As I said, normally I don’t have a theoretic problem with blood draws. Take all you want. However, I do get dizzy. At my last visit, I sat in the chair in the exam room. The blood sucker asked me to climb up on the table. I told her that wasn’t a good idea since I get dizzy. She whined and I asked what the problem was … she didn’t want to bend over! Poor baby. Who is the paying customer and do you really want to pick this paying customer up off the floor or would you prefer to bend over for 30 seconds? I won of course.

So this time, I asked if it was the same blood sucker. It was not. It was a young gentleman. He was very quick but alas, it was very uncomfortable. Come to find out it was fast because he used a bigger needle, thus, it hurt. Hmmm … what’s my preference?

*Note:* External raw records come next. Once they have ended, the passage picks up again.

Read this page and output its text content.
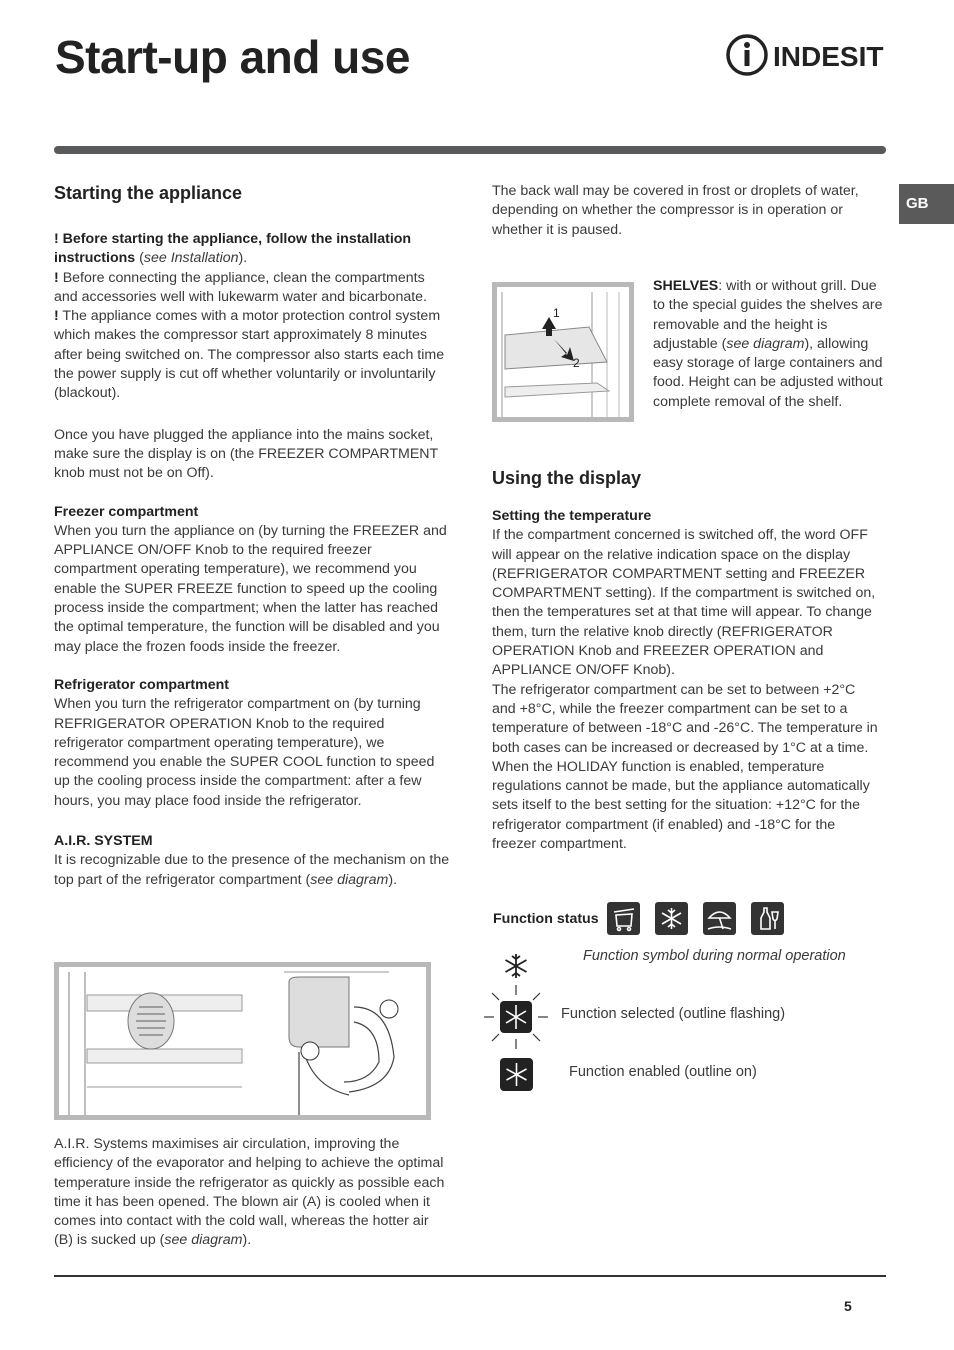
Start-up and use	INDESIT
GB
Starting the appliance

! Before starting the appliance, follow the installation instructions (see Installation).

! Before connecting the appliance, clean the compartments and accessories well with lukewarm water and bicarbonate.

! The appliance comes with a motor protection control system which makes the compressor start approximately 8 minutes after being switched on. The compressor also starts each time the power supply is cut off whether voluntarily or involuntarily (blackout).

Once you have plugged the appliance into the mains socket, make sure the display is on (the FREEZER COMPARTMENT knob must not be on Off).

Freezer compartment

When you turn the appliance on (by turning the FREEZER and APPLIANCE ON/OFF Knob to the required freezer compartment operating temperature), we recommend you enable the SUPER FREEZE function to speed up the cooling process inside the compartment; when the latter has reached the optimal temperature, the function will be disabled and you may place the frozen foods inside the freezer.

Refrigerator compartment

When you turn the refrigerator compartment on (by turning REFRIGERATOR OPERATION Knob to the required refrigerator compartment operating temperature), we recommend you enable the SUPER COOL function to speed up the cooling process inside the compartment: after a few hours, you may place food inside the refrigerator.

A.I.R. SYSTEM

It is recognizable due to the presence of the mechanism on the top part of the refrigerator compartment (see diagram).

A.I.R. Systems maximises air circulation, improving the efficiency of the evaporator and helping to achieve the optimal temperature inside the refrigerator as quickly as possible each time it has been opened. The blown air (A) is cooled when it comes into contact with the cold wall, whereas the hotter air (B) is sucked up (see diagram).

The back wall may be covered in frost or droplets of water, depending on whether the compressor is in operation or whether it is paused.

1
2

SHELVES: with or without grill. Due to the special guides the shelves are removable and the height is adjustable (see diagram), allowing easy storage of large containers and food. Height can be adjusted without complete removal of the shelf.

Using the display
Setting the temperature

If the compartment concerned is switched off, the word OFF will appear on the relative indication space on the display (REFRIGERATOR COMPARTMENT setting and FREEZER COMPARTMENT setting). If the compartment is switched on, then the temperatures set at that time will appear. To change them, turn the relative knob directly (REFRIGERATOR OPERATION Knob and FREEZER OPERATION and APPLIANCE ON/OFF Knob).

The refrigerator compartment can be set to between +2°C and +8°C, while the freezer compartment can be set to a temperature of between -18°C and -26°C. The temperature in both cases can be increased or decreased by 1°C at a time.

When the HOLIDAY function is enabled, temperature regulations cannot be made, but the appliance automatically sets itself to the best setting for the situation: +12°C for the refrigerator compartment (if enabled) and -18°C for the freezer compartment.

Function status
Function symbol during normal operation
Function selected (outline flashing)
Function enabled (outline on)
5
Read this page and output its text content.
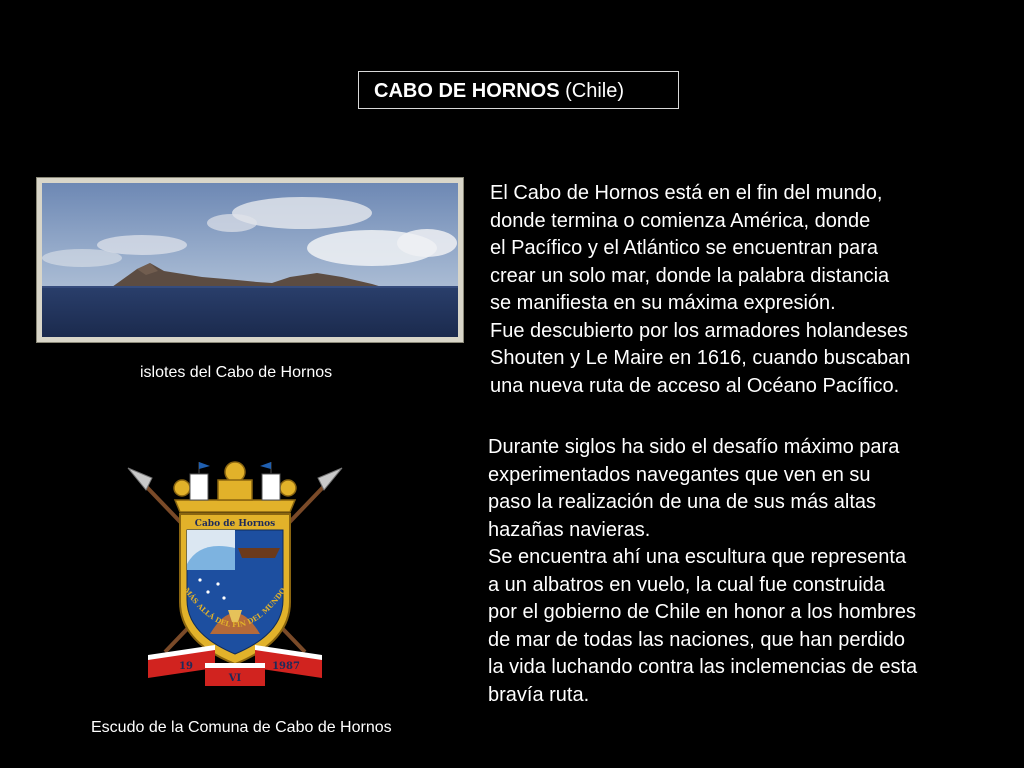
CABO DE HORNOS (Chile)
islotes del Cabo de Hornos
El Cabo de Hornos está en el fin del mundo,
donde termina o comienza América, donde
el Pacífico y el Atlántico se encuentran para
crear un solo mar, donde la palabra distancia
se manifiesta en su máxima expresión.
Fue descubierto por los armadores holandeses
Shouten y Le Maire en 1616, cuando buscaban
una nueva ruta de acceso al Océano Pacífico.
Durante siglos ha sido el desafío máximo para
experimentados navegantes que ven en su
paso la realización de una de sus más altas
hazañas navieras.
Se encuentra ahí una escultura que representa
a un albatros en vuelo, la cual fue construida
por el gobierno de Chile en honor a los hombres
de mar de todas las naciones, que han perdido
la vida luchando contra las inclemencias de esta
bravía ruta.
Cabo de Hornos
MÁS ALLÁ DEL FIN DEL MUNDO
19
VI
1987
Escudo de la Comuna de Cabo de Hornos
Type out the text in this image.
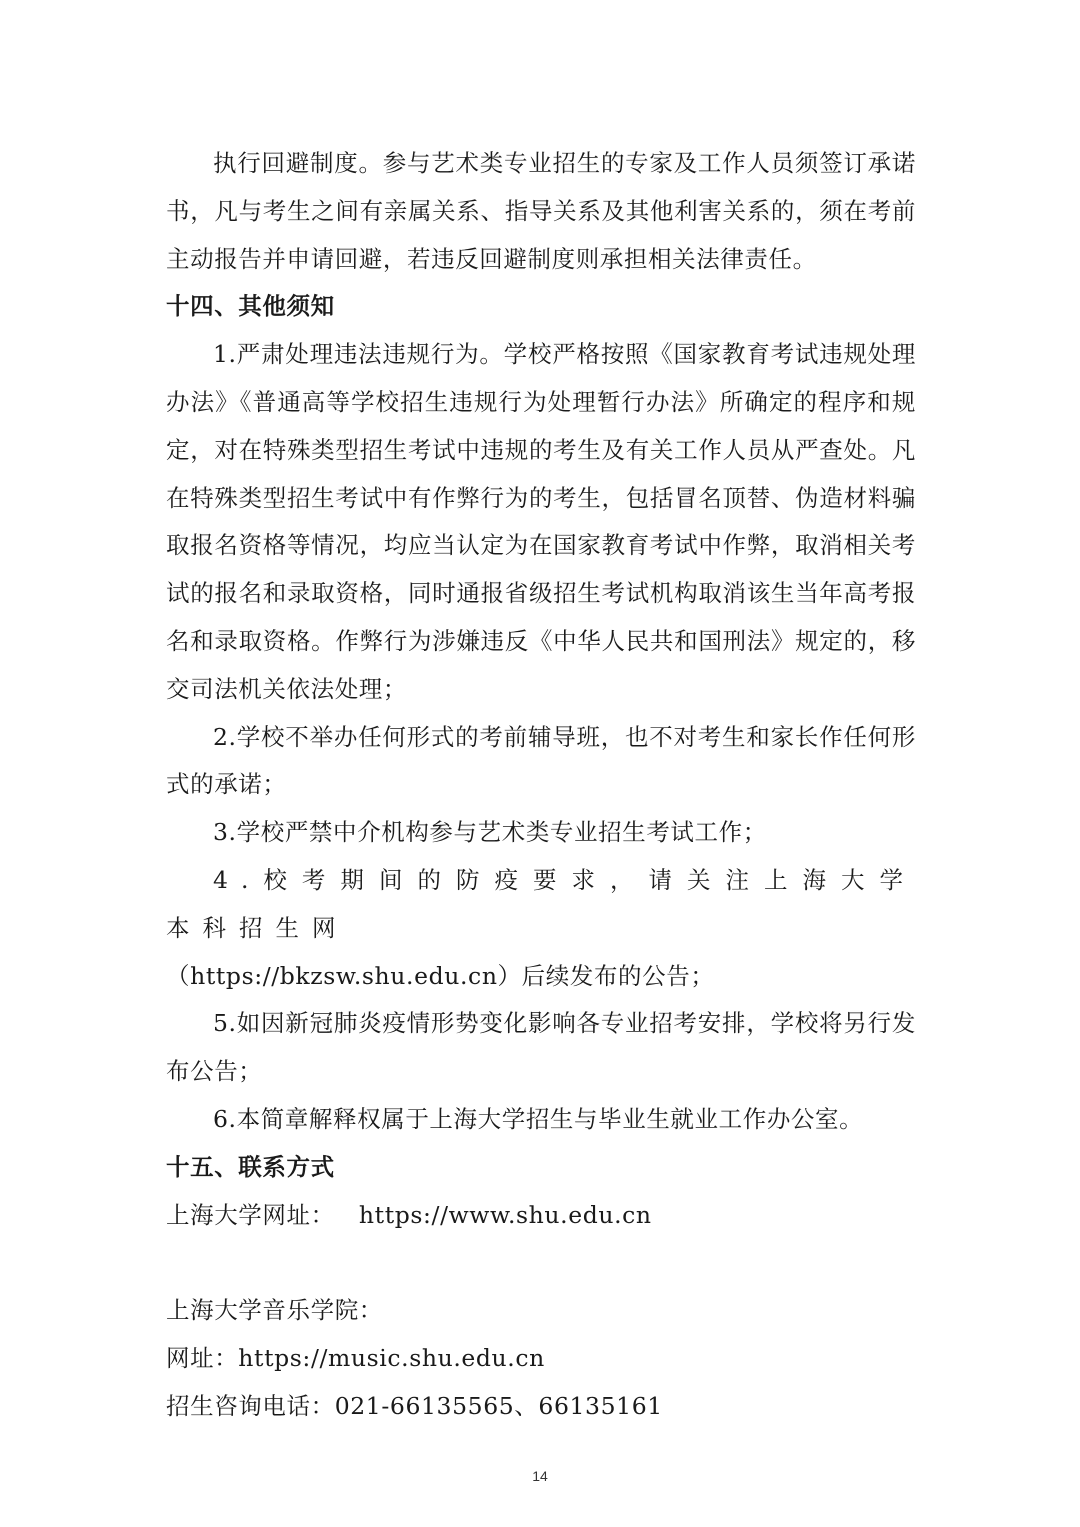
执行回避制度。参与艺术类专业招生的专家及工作人员须签订承诺书，凡与考生之间有亲属关系、指导关系及其他利害关系的，须在考前主动报告并申请回避，若违反回避制度则承担相关法律责任。

十四、其他须知

1.严肃处理违法违规行为。学校严格按照《国家教育考试违规处理办法》《普通高等学校招生违规行为处理暂行办法》所确定的程序和规定，对在特殊类型招生考试中违规的考生及有关工作人员从严查处。凡在特殊类型招生考试中有作弊行为的考生，包括冒名顶替、伪造材料骗取报名资格等情况，均应当认定为在国家教育考试中作弊，取消相关考试的报名和录取资格，同时通报省级招生考试机构取消该生当年高考报名和录取资格。作弊行为涉嫌违反《中华人民共和国刑法》规定的，移交司法机关依法处理；

2.学校不举办任何形式的考前辅导班，也不对考生和家长作任何形式的承诺；

3.学校严禁中介机构参与艺术类专业招生考试工作；

4.校考期间的防疫要求，请关注上海大学本科招生网

（https://bkzsw.shu.edu.cn）后续发布的公告；

5.如因新冠肺炎疫情形势变化影响各专业招考安排，学校将另行发布公告；

6.本简章解释权属于上海大学招生与毕业生就业工作办公室。

十五、联系方式

上海大学网址：   https://www.shu.edu.cn

上海大学音乐学院：

网址：https://music.shu.edu.cn

招生咨询电话：021-66135565、66135161

14
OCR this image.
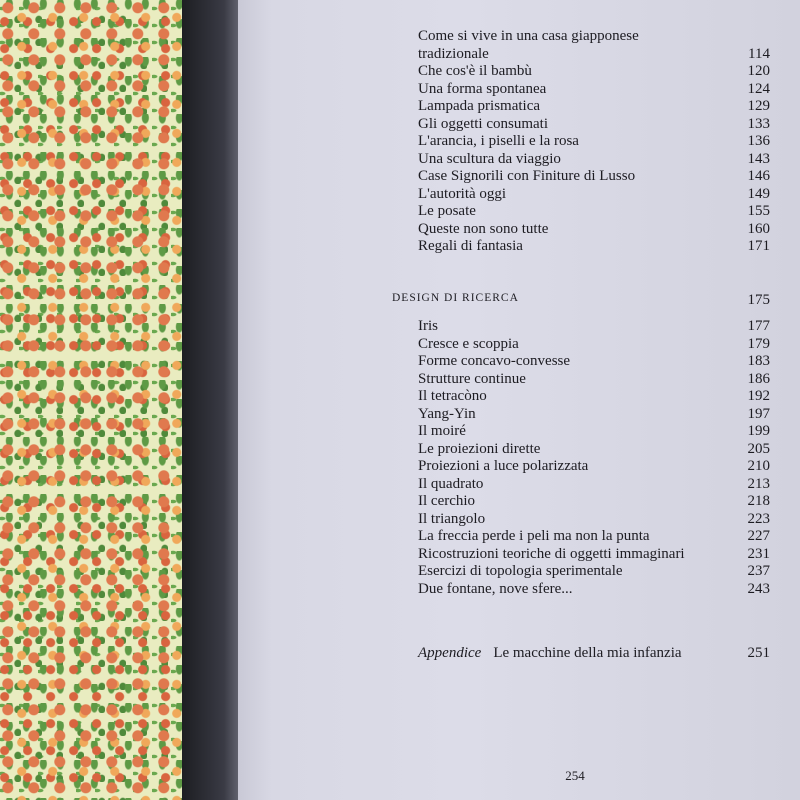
Come si vive in una casa giapponese tradizionale	114
Che cos'è il bambù	120
Una forma spontanea	124
Lampada prismatica	129
Gli oggetti consumati	133
L'arancia, i piselli e la rosa	136
Una scultura da viaggio	143
Case Signorili con Finiture di Lusso	146
L'autorità oggi	149
Le posate	155
Queste non sono tutte	160
Regali di fantasia	171
DESIGN DI RICERCA	175
Iris	177
Cresce e scoppia	179
Forme concavo-convesse	183
Strutture continue	186
Il tetracòno	192
Yang-Yin	197
Il moiré	199
Le proiezioni dirette	205
Proiezioni a luce polarizzata	210
Il quadrato	213
Il cerchio	218
Il triangolo	223
La freccia perde i peli ma non la punta	227
Ricostruzioni teoriche di oggetti immaginari	231
Esercizi di topologia sperimentale	237
Due fontane, nove sfere...	243
Appendice Le macchine della mia infanzia	251
254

I also posed the seemingly negative question “You’re not doing the EKG are you.” He responded “No, why.” I said “Because I don’t take my clothes off in front of men.” He reiterated that he wasn’t but I’d be out of luck if there weren’t any women around. I told him “No, you’d be out of luck because I wouldn’t do it.” Alas, it was a young lady who came and did the EKG. I told her how uncomfortable I was and she helped me stay covered up as much as possible, was quick, pleasant and efficient. Still, the experience was torturous in my mind but a lot less so than it could have been.

The morale of my story … you’re the paying customer. You’ve got to go to these appointments. However, if you’re like me and you dread going to the doctor’s office for any reason, try to address why you hate it so much. Then, take the bull by the horns, remember you are the customer and modify the situation within reasonable limits (e.g. demanding you sit in a chair or have a gender preference for a particular procedure). Then take a deep breathe, count to ten and suck up the part you hate and can’t change. Promise yourself a small treat if that’s what it takes to get through it. It’ll be over soon. I promise.  You'll be the healthier for it.